Подписав долговую расписку, Дора попала в рабство. Шут откровенно её домогался, однако в своих домогательствах не преуспел, вследствие чего его подчинённой приходилось терпеть придирки, издёвки и кратковременные командировки в дворцовое подземелье.
— Послушай меня…
— Нет, я не буду вас слушать! Вы хотите, чтобы я с вами переспала, тогда, возможно, долги мне простятся! Но этого не будет, слышите?!
И вдруг моя, а не Турдина память подсказала мне, где я раньше видел эти глаза, столь яростно сверкавшие в эту минуту.
— Кто позволил тебе орать? Да я тебе такое устрою! Ты у меня будешь знать по именам всех крыс во всех подземельях королевства.
— И пусть! Мне гораздо приятнее общаться с ними, чем с вами!
— Вот и пообщаешься. Присядь-ка.
— Я вполне могу слушать ваши издевательства и оскорбления стоя.
— Дело твоё. Знаешь, Дора, вчера его величество изволили звездануть меня скипетром по спине. И вот от этого мне открылось будущее.
— Чьё?
— Твоё, как ни странно. Теперь я знаю, что произойдёт с тобой в дальнейшем. Например, скоро ты поймёшь одну простую вещь: не в деньгах счастье.
— А в чём?
— Есть много более приятных… Ага, вот, — заметил я, найдя, наконец-то, в бумагах Турди долговую расписку Доры. — Видишь, это просто бумага.
— Но в ней написано…
— Да какая разница, чего там понаписали! Слушай меня, я же тебе твоё будущее предсказываю. Пройдёт лет сорок, ты станешь старой, сморщенной, впадёшь в детство и станешь ходить под себя.
— А вы останетесь вечно молодым? — хмуро спросила Дора.
— И где-то в это время у тебя родится внук.
— Вы это серьёзно?
— Сперва, конечно, дети появятся.
— Уж не от вас ли?
— Не знаю. Очень сомнительно. Так вот, твой внук станет величайшим человеком в истории. Как Александр Македонский.

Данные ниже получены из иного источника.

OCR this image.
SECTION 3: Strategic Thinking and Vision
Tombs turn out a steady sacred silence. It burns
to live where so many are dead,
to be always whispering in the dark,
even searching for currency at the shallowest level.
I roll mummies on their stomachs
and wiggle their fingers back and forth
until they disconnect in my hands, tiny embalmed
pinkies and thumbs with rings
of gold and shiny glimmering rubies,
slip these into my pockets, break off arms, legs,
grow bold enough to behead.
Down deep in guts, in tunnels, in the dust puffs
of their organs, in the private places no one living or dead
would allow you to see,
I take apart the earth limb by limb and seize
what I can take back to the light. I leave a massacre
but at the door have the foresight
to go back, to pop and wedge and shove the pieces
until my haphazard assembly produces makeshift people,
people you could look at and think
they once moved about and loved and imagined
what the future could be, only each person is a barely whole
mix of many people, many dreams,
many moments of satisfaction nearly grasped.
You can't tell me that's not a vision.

Или Архимед.
— А кто это?
Я мысленно обругал себя и ответил:
— Ладно, пример неудачный. Скажем так: твой внук станет величайшим изо всех великих.
— А если у меня их будет два? Или три?
— Да может и с десяток. Но у того, о котором идёт речь, будут твои глаза. Точь-в-точь твои.
Я сложил вексель и быстро изодрал его в клочья. Дора ахнула.
— Что вы сделали?!
— Не забывай о нашем разговоре и моём предсказании, когда станешь баюкать своего внучка на коленях и стирать загаженные им пелёнки, — добавил я, распахивая окно и выбрасывая в него клочки расписки.
Но порыв ветра занёс добрую половину их обратно, разбросал по кабинету, по волосам и платью моей секретарши.
— И с этого момента держись от меня подальше, — предупредил я. — И никогда, слышишь — никогда! — и ни за чем ко мне больше не обращайся.
— Но я так не могу. Деньги по векселю…
— Я не собираюсь с тобой препираться. Повторяю: чтобы уже сегодня тебя в столице не было.
— Знаете, — заметила Дора, отряхивая с себя клочки расписки, — если это какая-то болезнь, то больной вы мне нравитесь куда больше, чем здоровый.